Love in the Years of Lunacy
Love in the Years of Lunacy is a wonderfully written World War II story of siblings who share their love of horn playing, jazz clubs, and danger. The war in the Pacific heats up in Sydney, Australia, in 1942 when the American soldiers arrive and jazz and passions run hot. Martin introduces his twin sister, Pearl, to both his fascination for the music played late at night in the Negro nightclub and his aboriginal girlfriend. The lunacy begins when, during an air raid, Pearl falls for a very gifted black horn player, a soldier in the segregated American army.

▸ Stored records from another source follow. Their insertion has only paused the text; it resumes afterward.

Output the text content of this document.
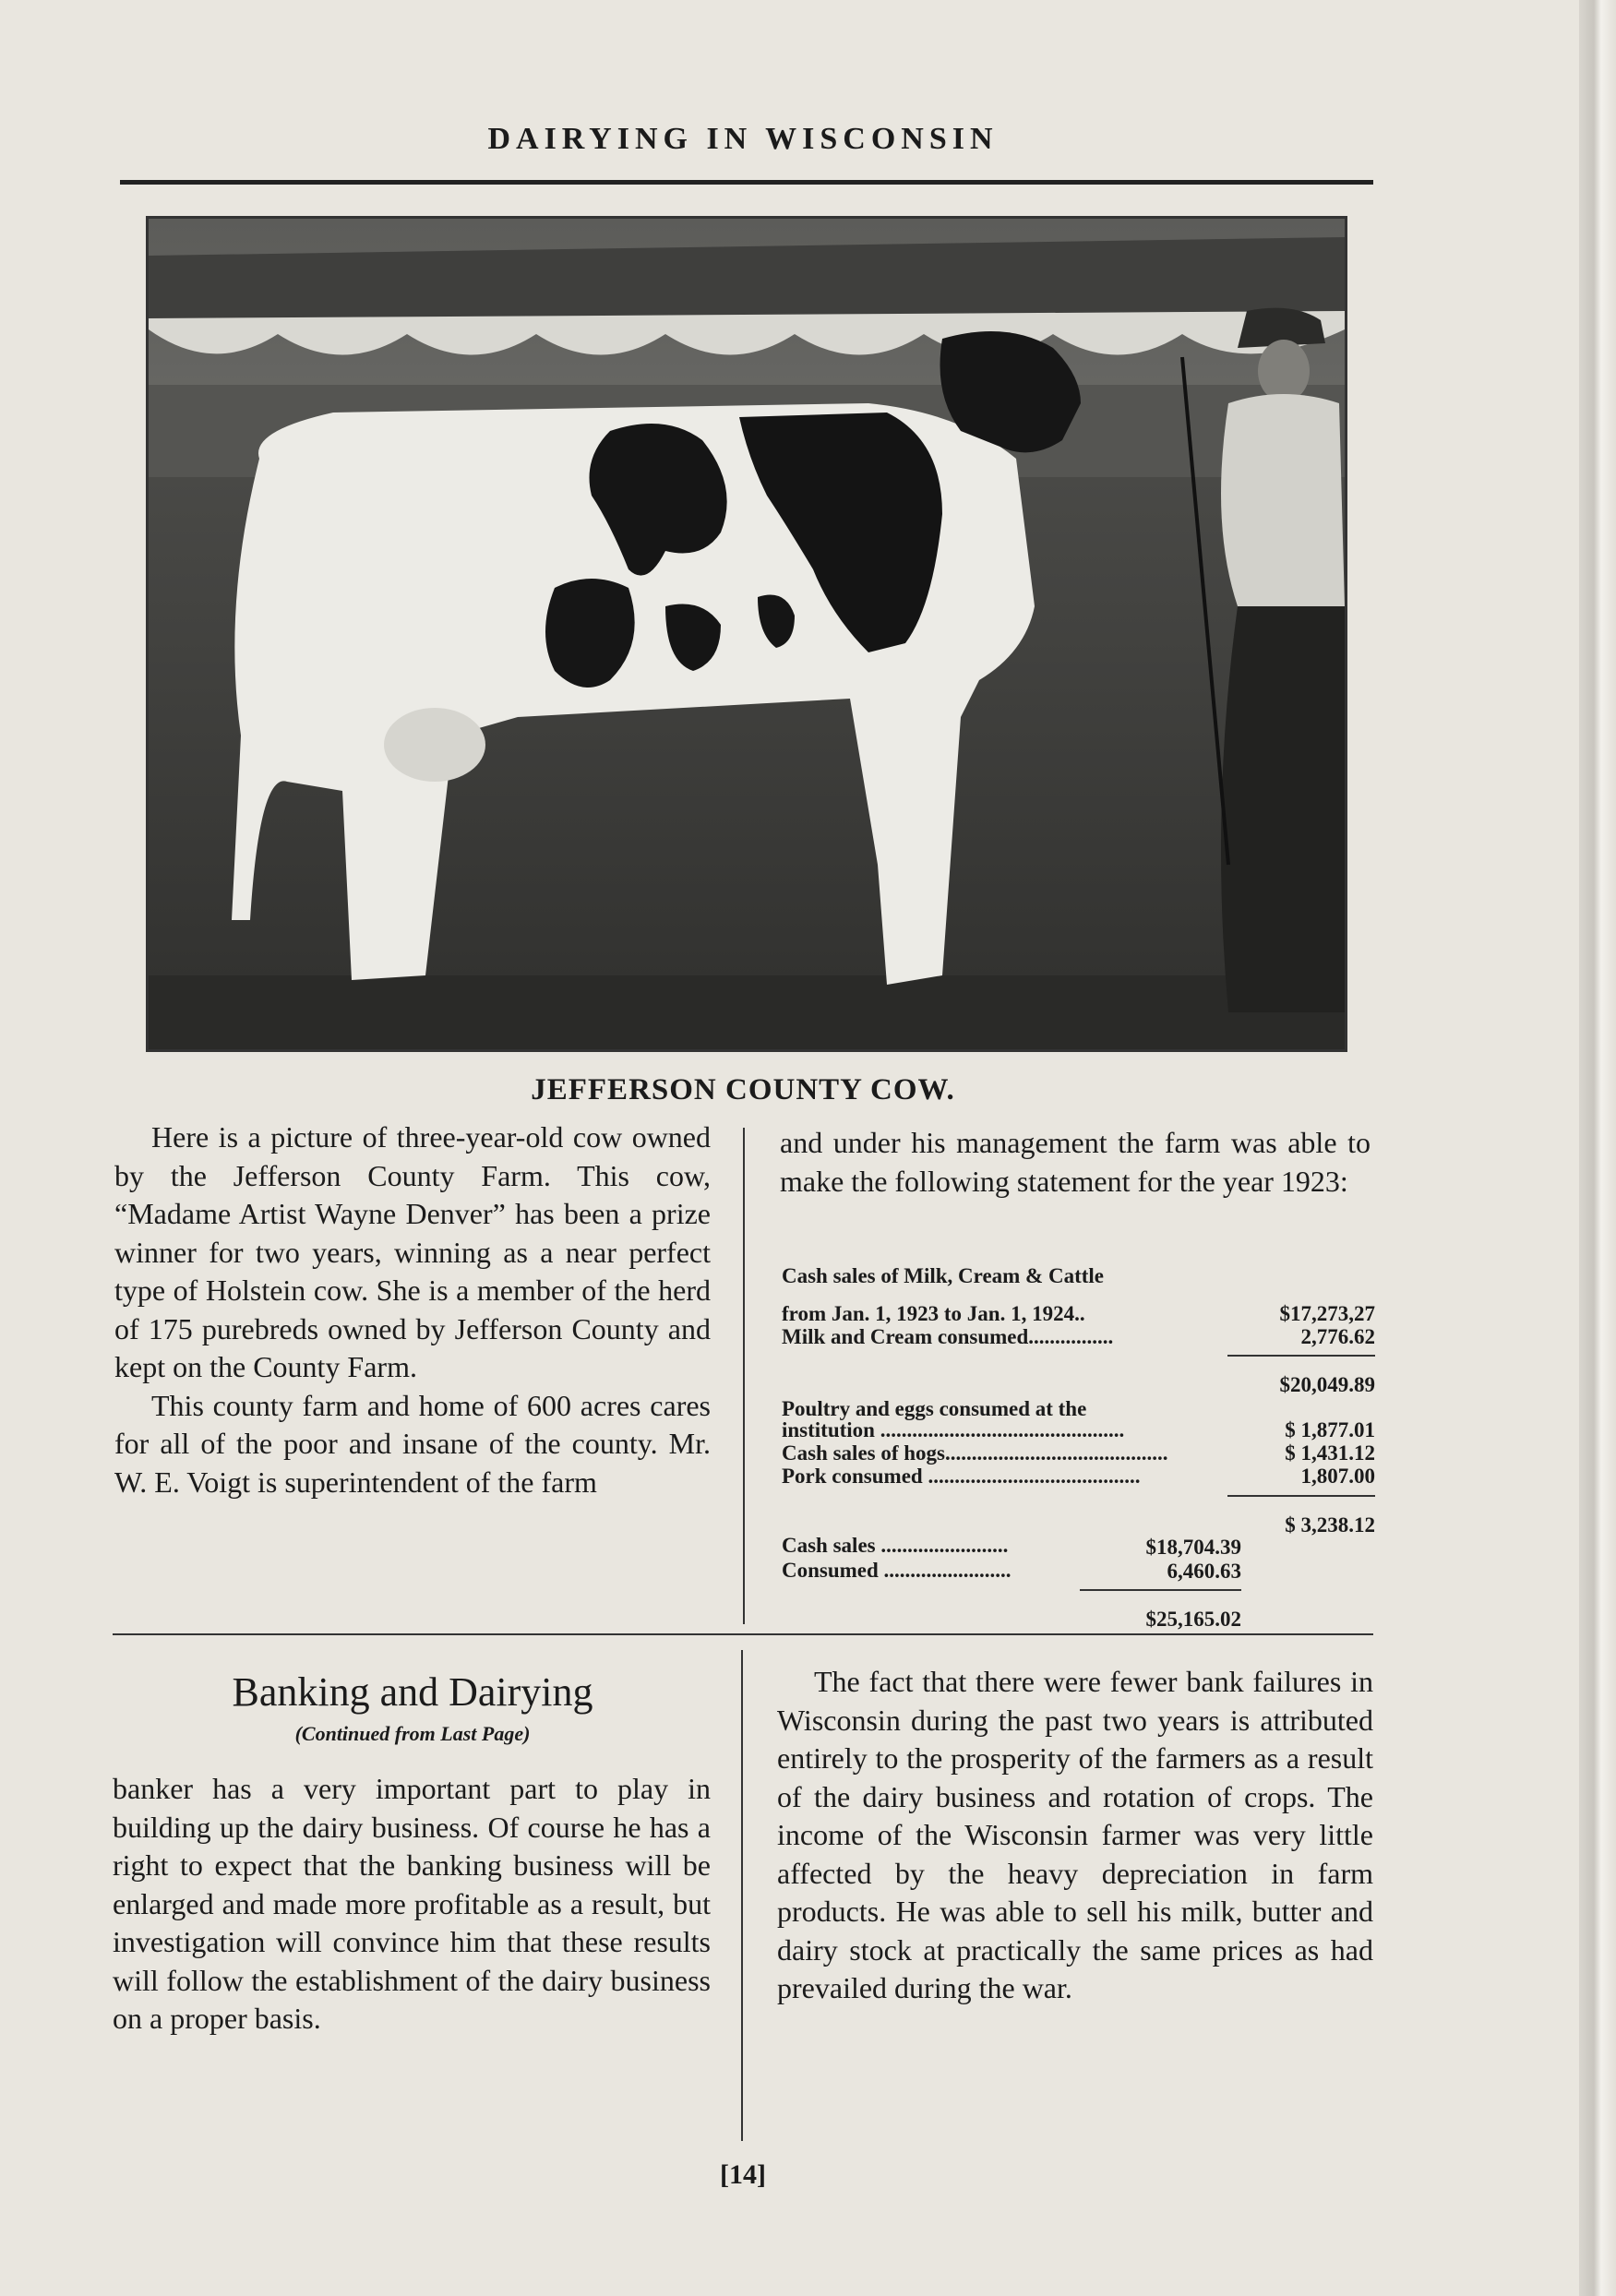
DAIRYING IN WISCONSIN
JEFFERSON COUNTY COW.

Here is a picture of three-year-old cow owned by the Jefferson County Farm. This cow, “Madame Artist Wayne Denver” has been a prize winner for two years, winning as a near perfect type of Holstein cow. She is a member of the herd of 175 purebreds owned by Jefferson County and kept on the County Farm.

This county farm and home of 600 acres cares for all of the poor and insane of the county. Mr. W. E. Voigt is superintendent of the farm

and under his management the farm was able to make the following statement for the year 1923:

Cash sales of Milk, Cream & Cattle
from Jan. 1, 1923 to Jan. 1, 1924..	$17,273,27
Milk and Cream consumed................	2,776.62
$20,049.89
Poultry and eggs consumed at the
institution ..............................................	$ 1,877.01
Cash sales of hogs..........................................	$ 1,431.12
Pork consumed ........................................	1,807.00
$ 3,238.12
Cash sales ........................	$18,704.39
Consumed ........................	6,460.63
$25,165.02
Banking and Dairying
(Continued from Last Page)

banker has a very important part to play in building up the dairy business. Of course he has a right to expect that the banking business will be enlarged and made more profitable as a result, but investigation will convince him that these results will follow the establishment of the dairy business on a proper basis.

The fact that there were fewer bank failures in Wisconsin during the past two years is attributed entirely to the prosperity of the farmers as a result of the dairy business and rotation of crops. The income of the Wisconsin farmer was very little affected by the heavy depreciation in farm products. He was able to sell his milk, butter and dairy stock at practically the same prices as had prevailed during the war.

[14]
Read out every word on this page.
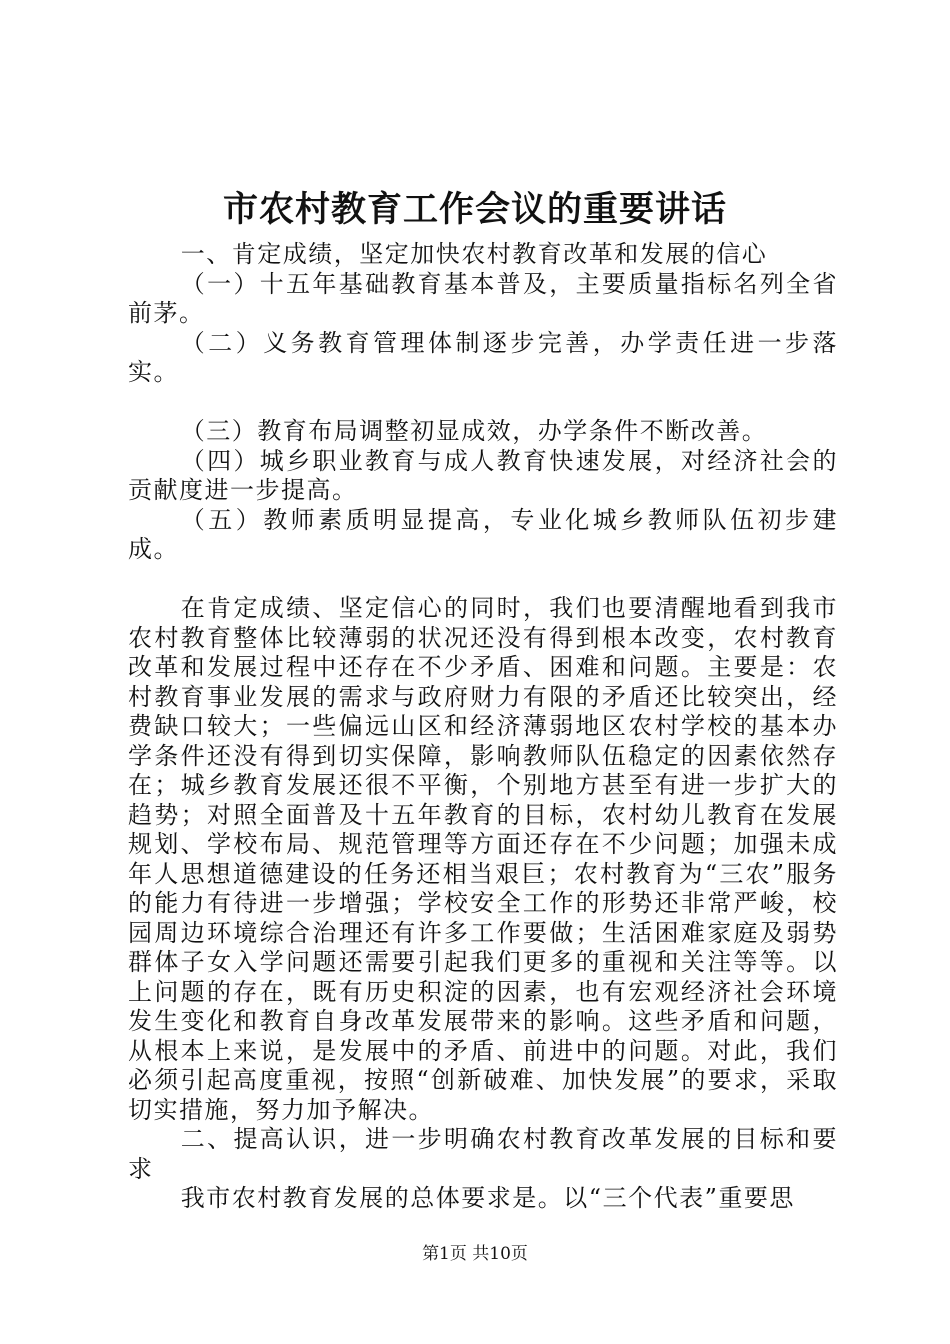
市农村教育工作会议的重要讲话

一、肯定成绩，坚定加快农村教育改革和发展的信心

（一）十五年基础教育基本普及，主要质量指标名列全省前茅。

（二）义务教育管理体制逐步完善，办学责任进一步落实。

（三）教育布局调整初显成效，办学条件不断改善。

（四）城乡职业教育与成人教育快速发展，对经济社会的贡献度进一步提高。

（五）教师素质明显提高，专业化城乡教师队伍初步建成。

在肯定成绩、坚定信心的同时，我们也要清醒地看到我市农村教育整体比较薄弱的状况还没有得到根本改变，农村教育改革和发展过程中还存在不少矛盾、困难和问题。主要是：农村教育事业发展的需求与政府财力有限的矛盾还比较突出，经费缺口较大；一些偏远山区和经济薄弱地区农村学校的基本办学条件还没有得到切实保障，影响教师队伍稳定的因素依然存在；城乡教育发展还很不平衡，个别地方甚至有进一步扩大的趋势；对照全面普及十五年教育的目标，农村幼儿教育在发展规划、学校布局、规范管理等方面还存在不少问题；加强未成年人思想道德建设的任务还相当艰巨；农村教育为“三农”服务的能力有待进一步增强；学校安全工作的形势还非常严峻，校园周边环境综合治理还有许多工作要做；生活困难家庭及弱势群体子女入学问题还需要引起我们更多的重视和关注等等。以上问题的存在，既有历史积淀的因素，也有宏观经济社会环境发生变化和教育自身改革发展带来的影响。这些矛盾和问题，从根本上来说，是发展中的矛盾、前进中的问题。对此，我们必须引起高度重视，按照“创新破难、加快发展”的要求，采取切实措施，努力加予解决。

二、提高认识，进一步明确农村教育改革发展的目标和要求

我市农村教育发展的总体要求是。以“三个代表”重要思

第1页 共10页
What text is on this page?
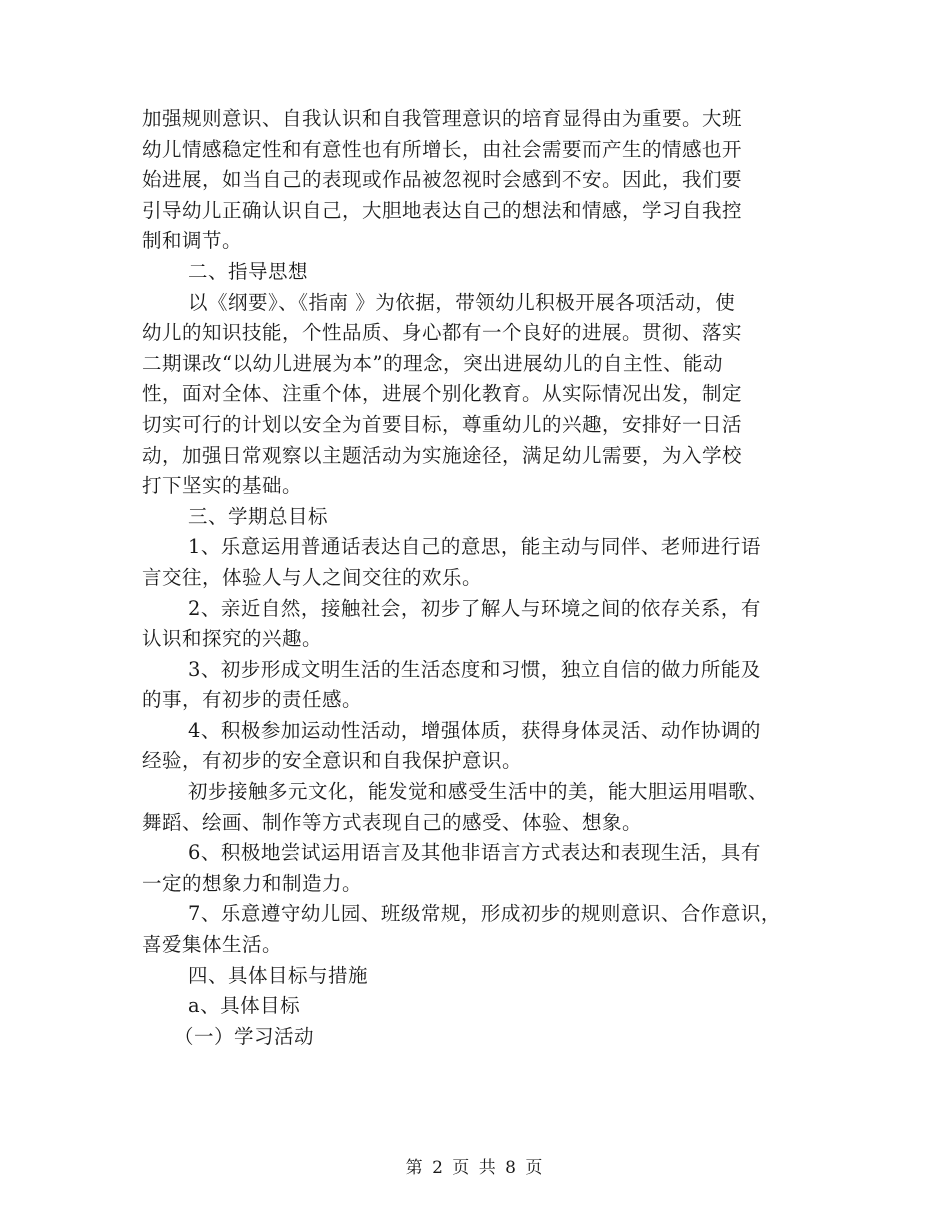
加强规则意识、自我认识和自我管理意识的培育显得由为重要。大班
幼儿情感稳定性和有意性也有所增长，由社会需要而产生的情感也开
始进展，如当自己的表现或作品被忽视时会感到不安。因此，我们要
引导幼儿正确认识自己，大胆地表达自己的想法和情感，学习自我控
制和调节。
二、指导思想
以《纲要》、《指南 》为依据，带领幼儿积极开展各项活动，使
幼儿的知识技能，个性品质、身心都有一个良好的进展。贯彻、落实
二期课改“以幼儿进展为本”的理念，突出进展幼儿的自主性、能动
性，面对全体、注重个体，进展个别化教育。从实际情况出发，制定
切实可行的计划以安全为首要目标，尊重幼儿的兴趣，安排好一日活
动，加强日常观察以主题活动为实施途径，满足幼儿需要，为入学校
打下坚实的基础。
三、学期总目标
1、乐意运用普通话表达自己的意思，能主动与同伴、老师进行语
言交往，体验人与人之间交往的欢乐。
2、亲近自然，接触社会，初步了解人与环境之间的依存关系，有
认识和探究的兴趣。
3、初步形成文明生活的生活态度和习惯，独立自信的做力所能及
的事，有初步的责任感。
4、积极参加运动性活动，增强体质，获得身体灵活、动作协调的
经验，有初步的安全意识和自我保护意识。
初步接触多元文化，能发觉和感受生活中的美，能大胆运用唱歌、
舞蹈、绘画、制作等方式表现自己的感受、体验、想象。
6、积极地尝试运用语言及其他非语言方式表达和表现生活，具有
一定的想象力和制造力。
7、乐意遵守幼儿园、班级常规，形成初步的规则意识、合作意识，
喜爱集体生活。
四、具体目标与措施
a、具体目标
（一）学习活动
第 2 页 共 8 页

Pearl and Martin have always been close, and as the Japanese attack Sydney, they find their lives changed forever. He is pressed into the armed forces, and she is separated from the man she loves, sending her into depression under the care of the “Lunacy Doctor.” The doctor offers her hope of a normal life as his wife, but the passion she experienced with James still lingers in her mind. Can she settle for the proper life, or will lunacy of love send her off to the jungles of New Guinea to find the man she wants?
We follow Pearl’s story with the author keeping up the rhythm as the story draws to its surprising conclusion. Having heard of the war in this region from my father-in-law, who, like Martin, served in the 41st division, I was drawn to reviewing this book. I highly recommend this peek into World War II in the Pacific, with the jungle fighting, troop entertainers, and racism that crosses so many cultures.